Jumat, 23 November 2007

Mempedulikan Hak Kesehatan Perempuan


Oleh: Ken Ratih Indri Hapsari



Pada Tanggal 25 November 2007, kembali dunia memperingatinya sebagai Hari Anti Kekerasan Terhadap Perempuan. Anti kekerasan terhadap perempuan dimaknai sebagai sikap yang menjunjung tinggi hak perempuan. Antara lain hak perempuan untuk hidup sehat. Kesehatan bagi perempuan merupakan hal yang sangat krusial, terutama di negara dunia ketiga dimana angka kematian ibu sangat tinggi.
Siapa yang tahu mengenai sebab kematian R.A. Kartini yang pedih itu? Dalam buku sejarah tidak pernah dibahas bahwa Kartini menghembuskan nafas terakhirnya ketika melahirkan. Kematian seorang ibu ketika melahirkan dianggap perihal wajar sebagai perjuangan demi melanjutkan generasi selajutnya, bukan dipandang sebagai persoalan proses reproduksi dan persoalan hak kesehatan reproduksi perempuan, demikianlah adanya budaya Jawa yang berkembang bahkan masih bertahan hingga di masa modern seperti sekarang ini.
Saat ini, seiring dengan meningkatnya jumlah kemiskinan perempuan yang mengalami nasib seperti Kartini kian banyak. Namun, pihak pemerintah belum bergeming dan memprioritaskan mensejahterakan perempuan. Karena kesejahteraan perempuan dengan akses kesehatan yang mudah untuk dijangkau dan murah, dengan pendidikan yang murah dan tidak diskriminatif, dengan kondisi alam yang kondusif untuk berlangsungnya kehidupan dan tidak membahayakan serta berlimpahnya bahan pangan akan mengurangi resiko perempuan mengalami persoalan kesehatan dan gizi buruk.
Hak kesehatan reproduksi adalah menjadi salah satu bagian hak asasi manusia yang dijamin oleh berbagai perjanjian internasional, diantaranya seperti Konvensi Penghapusan Segala Bentuk Diskriminasi Terhadap perempuan (CEDAW). Namun hingga saat ini negara yang seharusnya pihak yang bertanggung jawab untuk memberi perlindungan tapi justru sebaliknya, lebih berpihak pada kaum pemodal dan pengusaha.

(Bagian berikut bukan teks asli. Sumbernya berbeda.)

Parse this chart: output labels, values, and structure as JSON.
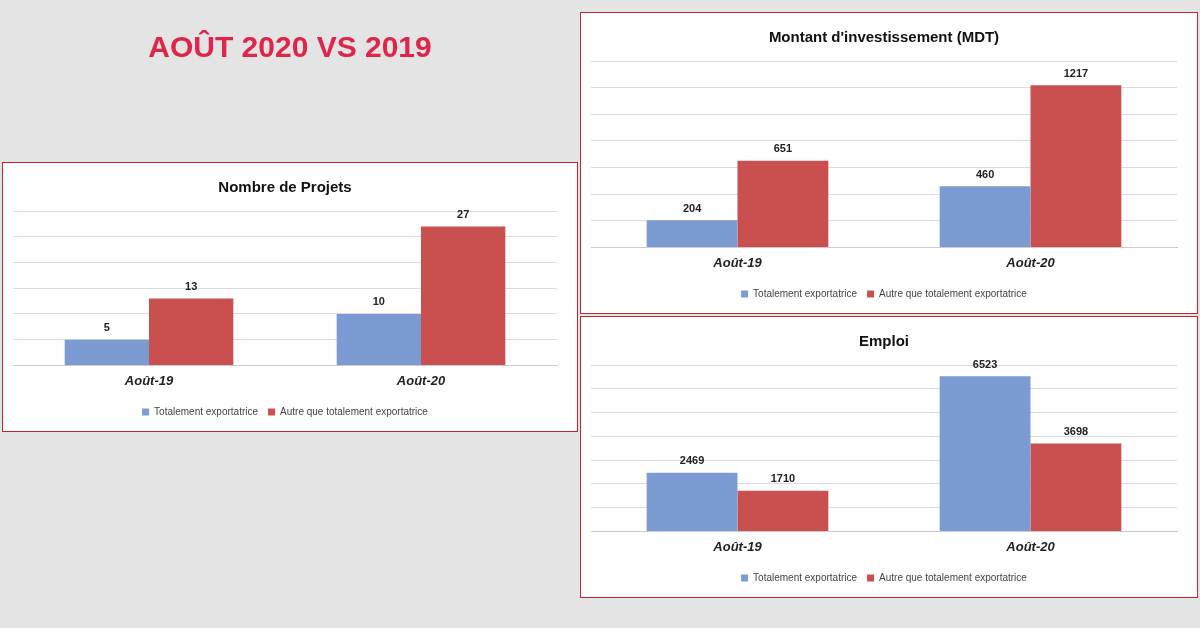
{
  "chart_data": [
    {
      "type": "other",
      "title": "AOÛT 2020 VS 2019"
    },
    {
      "type": "bar",
      "title": "Montant d'investissement (MDT)",
      "categories": [
        "Août-19",
        "Août-20"
      ],
      "series": [
        {
          "name": "Totalement exportatrice",
          "color": "#7b9bd2",
          "values": [
            204,
            460
          ]
        },
        {
          "name": "Autre que totalement exportatrice",
          "color": "#c9504f",
          "values": [
            651,
            1217
          ]
        }
      ],
      "ylim": [
        0,
        1400
      ],
      "yticks": [
        {
          "value": 0,
          "label": null
        },
        {
          "value": 200,
          "label": null
        },
        {
          "value": 400,
          "label": null
        },
        {
          "value": 600,
          "label": null
        },
        {
          "value": 800,
          "label": null
        },
        {
          "value": 1000,
          "label": null
        },
        {
          "value": 1200,
          "label": null
        },
        {
          "value": 1400,
          "label": null
        }
      ],
      "grid": "y",
      "tick_labels": "x",
      "legend": "bottom",
      "data_labels": true
    },
    {
      "type": "bar",
      "title": "Nombre de Projets",
      "categories": [
        "Août-19",
        "Août-20"
      ],
      "series": [
        {
          "name": "Totalement exportatrice",
          "color": "#7b9bd2",
          "values": [
            5,
            10
          ]
        },
        {
          "name": "Autre que totalement exportatrice",
          "color": "#c9504f",
          "values": [
            13,
            27
          ]
        }
      ],
      "ylim": [
        0,
        30
      ],
      "yticks": [
        {
          "value": 0,
          "label": null
        },
        {
          "value": 5,
          "label": null
        },
        {
          "value": 10,
          "label": null
        },
        {
          "value": 15,
          "label": null
        },
        {
          "value": 20,
          "label": null
        },
        {
          "value": 25,
          "label": null
        },
        {
          "value": 30,
          "label": null
        }
      ],
      "grid": "y",
      "tick_labels": "x",
      "legend": "bottom",
      "data_labels": true
    },
    {
      "type": "bar",
      "title": "Emploi",
      "categories": [
        "Août-19",
        "Août-20"
      ],
      "series": [
        {
          "name": "Totalement exportatrice",
          "color": "#7b9bd2",
          "values": [
            2469,
            6523
          ]
        },
        {
          "name": "Autre que totalement exportatrice",
          "color": "#c9504f",
          "values": [
            1710,
            3698
          ]
        }
      ],
      "ylim": [
        0,
        7000
      ],
      "yticks": [
        {
          "value": 0,
          "label": null
        },
        {
          "value": 1000,
          "label": null
        },
        {
          "value": 2000,
          "label": null
        },
        {
          "value": 3000,
          "label": null
        },
        {
          "value": 4000,
          "label": null
        },
        {
          "value": 5000,
          "label": null
        },
        {
          "value": 6000,
          "label": null
        },
        {
          "value": 7000,
          "label": null
        }
      ],
      "grid": "y",
      "tick_labels": "x",
      "legend": "bottom",
      "data_labels": true
    }
  ]
}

Rakyat dibiarkan menjadi korban pencemaran limbah beracun pabrik-pabrik, rakyat dibiarkan menderita karena bencana kekeringan, bencana pemanasan global, atau pemerintah terkesan melindungi perusahaan yang mengakibatkan bencana Lumpur panas Sidoarjo.
Persoalan kerusakan alam seperti krisis air telah menyumbang angka kematian sebesar 34,6% terhadap anak-anak khususnya pada negara dunia ketiga. Setiap tahunnya 5.000.000 anak meninggal karena terkena penyakit diare. Bekurangnya persediaan air bersih selain dikarenakan privatisasi air, pengalihan sumber air bagi AC bagi hotel-hotel mewah, air bagi industri perkotaan, air untuk coolant (cairan untuk pendingin mesin), atau terpolusinya air karena timbunan sampah-sampah industri, hingga tidak terelakkan mengorbankan kebutuhan air bersih bagi masyarakat luas dan anak-anak yang tak ubahnya sebagai tumbal atas nama pembangunan.
Ancaman berbagai macam zat beracun yang disebabkan oleh limbah industri yang tidak bertanggung jawab terhadap kelangsungan ekologis akan menghancurkan kehidupan penduduk miskin. Dalam hal ini anak-anak sebagai korban pertama yang akan terkena dampaknya, karena anak-anaklah yang paling peka terhadap kontaminasi bahan kimia, selanjutnya pencemaran air yang disebabkan bahan kimia termanifestasi dalam kondisi kesehatan mereka. Misalnya, penyakit polio, diare, kolera akan semakin mudah menyerang anak, dimana mereka hidup pada situasi persediaan air yang tercemar.
Maka, pada momentum Hari Anti Kekerasan Terhadap perempuan Sedunia ini, mari kita memaknainya dengan semangat untuk terus memperjuangkan kehidupan yang layak bagi masyarakat dan menuntut diberlakukannnya peraturan hukum yang memadai yang pro kepentingan perempuan dan kepentingan rakyat secara keseluruhan.